In an exclusive article for Transport + Energy, Dr. Andy Palmer, who launched the Nissan Leaf and is a leading voice in the electric vehicle industry, responds to rumours about the ZEV Mandate being further weakened.
If reports are correct that Keir Starmer is preparing to dilute the ZEV Mandate to a 50% EV penetration target by 2030, it represents something more troubling than a policy adjustment. It is another sign of a government drifting from conviction to populism.
The UK was once genuinely admired for policy consistency. Investors could make long-term capital decisions with reasonable confidence that the regulatory framework would hold. Today, we appear to be executing more U-turns than a London taxi.
Whether you support electrification or not is almost beside the point. The ZEV Mandate created certainty. It gave global automotive companies the confidence to commit capital, technology and jobs to the UK. Nissan’s investment in new LEAF and Juke EV production at Sunderland, Chery’s UK ambitions, battery projects in Sunderland and Somerset, and billions of pounds in supply-chain commitments were all made against the backdrop of a clear regulatory trajectory.

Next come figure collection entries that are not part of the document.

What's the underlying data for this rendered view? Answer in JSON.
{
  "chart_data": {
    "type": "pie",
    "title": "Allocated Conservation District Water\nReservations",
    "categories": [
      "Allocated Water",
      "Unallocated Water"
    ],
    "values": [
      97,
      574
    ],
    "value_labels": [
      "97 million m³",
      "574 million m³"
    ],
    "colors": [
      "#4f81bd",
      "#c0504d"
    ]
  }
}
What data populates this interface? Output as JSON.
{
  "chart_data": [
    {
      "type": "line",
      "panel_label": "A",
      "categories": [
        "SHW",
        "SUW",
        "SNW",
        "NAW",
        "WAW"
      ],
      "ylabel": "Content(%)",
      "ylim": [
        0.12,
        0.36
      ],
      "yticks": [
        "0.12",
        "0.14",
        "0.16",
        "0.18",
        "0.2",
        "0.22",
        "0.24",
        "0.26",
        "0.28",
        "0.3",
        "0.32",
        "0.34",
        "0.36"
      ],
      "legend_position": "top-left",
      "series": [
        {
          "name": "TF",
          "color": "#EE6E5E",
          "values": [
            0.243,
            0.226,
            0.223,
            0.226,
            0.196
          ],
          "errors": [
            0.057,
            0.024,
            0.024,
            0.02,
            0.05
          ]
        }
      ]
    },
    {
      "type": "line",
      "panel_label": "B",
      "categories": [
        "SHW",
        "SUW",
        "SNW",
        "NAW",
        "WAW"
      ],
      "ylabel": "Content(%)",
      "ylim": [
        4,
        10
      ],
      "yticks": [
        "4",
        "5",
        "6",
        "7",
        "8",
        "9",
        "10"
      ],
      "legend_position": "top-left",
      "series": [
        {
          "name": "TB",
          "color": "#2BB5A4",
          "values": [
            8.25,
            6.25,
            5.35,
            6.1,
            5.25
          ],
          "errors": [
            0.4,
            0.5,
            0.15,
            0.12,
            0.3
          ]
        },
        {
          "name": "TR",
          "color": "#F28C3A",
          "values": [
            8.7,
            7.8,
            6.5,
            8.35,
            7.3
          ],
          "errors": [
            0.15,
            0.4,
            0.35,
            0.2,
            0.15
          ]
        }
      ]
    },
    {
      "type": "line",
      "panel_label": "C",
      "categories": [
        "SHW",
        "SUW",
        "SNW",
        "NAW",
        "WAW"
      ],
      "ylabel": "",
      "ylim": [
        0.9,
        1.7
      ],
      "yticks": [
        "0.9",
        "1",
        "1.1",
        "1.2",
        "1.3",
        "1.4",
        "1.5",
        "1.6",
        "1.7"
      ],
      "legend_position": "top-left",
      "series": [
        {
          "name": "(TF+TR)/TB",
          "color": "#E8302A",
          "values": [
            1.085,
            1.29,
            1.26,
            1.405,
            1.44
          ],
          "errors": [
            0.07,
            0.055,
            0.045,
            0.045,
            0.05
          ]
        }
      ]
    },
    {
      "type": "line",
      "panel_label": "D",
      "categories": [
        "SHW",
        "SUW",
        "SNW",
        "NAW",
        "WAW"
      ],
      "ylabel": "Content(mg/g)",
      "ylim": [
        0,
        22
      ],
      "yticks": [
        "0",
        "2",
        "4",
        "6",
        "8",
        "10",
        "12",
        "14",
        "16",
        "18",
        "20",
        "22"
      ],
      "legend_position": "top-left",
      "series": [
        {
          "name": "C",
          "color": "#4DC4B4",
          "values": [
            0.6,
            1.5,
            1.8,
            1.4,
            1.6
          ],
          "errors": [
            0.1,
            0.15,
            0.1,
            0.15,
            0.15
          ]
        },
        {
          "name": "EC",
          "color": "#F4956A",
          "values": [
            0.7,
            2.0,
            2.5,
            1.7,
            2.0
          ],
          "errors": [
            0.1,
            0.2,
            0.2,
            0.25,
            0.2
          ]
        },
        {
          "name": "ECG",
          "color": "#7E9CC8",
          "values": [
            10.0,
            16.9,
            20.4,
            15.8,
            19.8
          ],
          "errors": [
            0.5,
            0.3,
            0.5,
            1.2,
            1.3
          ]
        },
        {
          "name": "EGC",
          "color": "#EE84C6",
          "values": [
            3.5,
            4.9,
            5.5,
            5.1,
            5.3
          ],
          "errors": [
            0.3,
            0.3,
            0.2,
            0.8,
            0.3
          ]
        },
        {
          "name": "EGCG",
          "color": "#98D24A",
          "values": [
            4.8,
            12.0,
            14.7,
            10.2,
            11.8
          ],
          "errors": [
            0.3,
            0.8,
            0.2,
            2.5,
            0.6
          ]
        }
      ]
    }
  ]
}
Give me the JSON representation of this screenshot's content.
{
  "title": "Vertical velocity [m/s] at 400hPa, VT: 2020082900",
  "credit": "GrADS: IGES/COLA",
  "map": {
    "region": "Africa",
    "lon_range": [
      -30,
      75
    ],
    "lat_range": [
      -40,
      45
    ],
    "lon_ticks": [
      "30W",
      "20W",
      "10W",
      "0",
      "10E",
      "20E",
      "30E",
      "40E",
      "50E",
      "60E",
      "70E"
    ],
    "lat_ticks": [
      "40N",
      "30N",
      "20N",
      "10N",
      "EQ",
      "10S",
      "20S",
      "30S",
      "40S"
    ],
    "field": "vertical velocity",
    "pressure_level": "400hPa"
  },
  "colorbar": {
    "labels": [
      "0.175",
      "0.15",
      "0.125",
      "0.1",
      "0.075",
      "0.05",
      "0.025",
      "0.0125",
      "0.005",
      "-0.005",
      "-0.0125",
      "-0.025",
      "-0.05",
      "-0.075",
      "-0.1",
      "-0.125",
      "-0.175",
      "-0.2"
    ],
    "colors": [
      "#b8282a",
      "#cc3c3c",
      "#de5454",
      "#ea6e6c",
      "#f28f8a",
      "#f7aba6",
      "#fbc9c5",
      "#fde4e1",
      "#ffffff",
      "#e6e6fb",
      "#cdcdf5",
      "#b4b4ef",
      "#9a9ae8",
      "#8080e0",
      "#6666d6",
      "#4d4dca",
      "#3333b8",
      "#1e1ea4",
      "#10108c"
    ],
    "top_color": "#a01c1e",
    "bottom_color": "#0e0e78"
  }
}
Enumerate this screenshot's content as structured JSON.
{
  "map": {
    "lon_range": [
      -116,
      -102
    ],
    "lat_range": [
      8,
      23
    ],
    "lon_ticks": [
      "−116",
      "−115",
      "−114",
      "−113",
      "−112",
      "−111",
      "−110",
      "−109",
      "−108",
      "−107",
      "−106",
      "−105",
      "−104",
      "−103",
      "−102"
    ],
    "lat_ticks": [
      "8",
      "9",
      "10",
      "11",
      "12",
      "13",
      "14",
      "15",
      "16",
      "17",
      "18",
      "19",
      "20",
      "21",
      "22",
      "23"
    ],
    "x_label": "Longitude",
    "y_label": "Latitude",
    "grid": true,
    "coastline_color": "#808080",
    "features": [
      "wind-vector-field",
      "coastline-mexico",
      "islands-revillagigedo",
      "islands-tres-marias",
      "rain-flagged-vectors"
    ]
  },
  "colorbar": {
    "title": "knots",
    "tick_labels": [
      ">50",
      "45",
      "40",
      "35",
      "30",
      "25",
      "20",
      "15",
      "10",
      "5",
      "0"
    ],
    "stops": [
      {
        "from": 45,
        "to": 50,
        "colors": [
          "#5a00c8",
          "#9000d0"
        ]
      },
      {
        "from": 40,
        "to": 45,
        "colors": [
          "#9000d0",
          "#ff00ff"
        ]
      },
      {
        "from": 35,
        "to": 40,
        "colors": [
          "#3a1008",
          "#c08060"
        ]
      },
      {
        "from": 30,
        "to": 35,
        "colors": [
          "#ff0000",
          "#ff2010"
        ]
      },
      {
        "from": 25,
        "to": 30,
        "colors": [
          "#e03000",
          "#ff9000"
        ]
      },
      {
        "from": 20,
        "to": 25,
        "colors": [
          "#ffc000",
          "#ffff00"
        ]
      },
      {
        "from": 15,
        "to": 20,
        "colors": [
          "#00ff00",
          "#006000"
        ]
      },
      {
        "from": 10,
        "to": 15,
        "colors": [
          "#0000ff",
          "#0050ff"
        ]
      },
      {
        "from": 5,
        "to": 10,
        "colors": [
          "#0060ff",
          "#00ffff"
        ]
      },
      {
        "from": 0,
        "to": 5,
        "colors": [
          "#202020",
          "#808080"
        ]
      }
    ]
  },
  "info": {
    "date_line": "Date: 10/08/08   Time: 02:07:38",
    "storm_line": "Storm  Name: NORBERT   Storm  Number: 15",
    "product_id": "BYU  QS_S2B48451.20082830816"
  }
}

That clarity was not incidental to those decisions. It was the condition for them.
When governments repeatedly change direction, investors begin asking a simple question: why should we trust the UK?
The damage extends well beyond vehicle manufacturing. Charging infrastructure providers, battery suppliers, energy companies, software developers and skills providers have all invested on the basis of expectations created by government policy. Every retreat from those commitments casts future investment into doubt, not just in this sector, but across the wider industrial landscape.
The deeper strategic issue concerns the UK’s position within Europe’s emerging industrial ecosystem. If the EU increasingly moves to localise battery, vehicle and clean technology supply chains under a “Made in Europe” framework, the UK’s greatest risk is not that the transition happens too quickly. It is that it happens elsewhere, and we are not part of it.
I spent years working at the intersection of automotive strategy and industrial policy, at Nissan, where I was Chief Operating Officer, Chief of Planning, led LEAF, founder AESC, led Infiniti, and later as CEO of Aston Martin. The consistent lesson is that businesses can adapt to tough targets. What they cannot adapt to is uncertainty. Targets create plans. Uncertainty creates paralysis.
Whatever your view on electric vehicles, a country cannot build a world-class manufacturing sector if its industrial strategy shifts every time the political weather does. Conviction is not a luxury of good times. It is the foundation of long-term industrial competitiveness.
Dr Andy Palmer CMG is a chartered engineer and automotive executive. Having served in leadership positions at both Nissan and Aston Martin, Andy has led transformational change at two of the world’s most recognisable businesses in the industry.
Today, Palmer is the CEO and Founder of Palmer Energy and serves on the boards of a number of high-innovation businesses in the net zero space.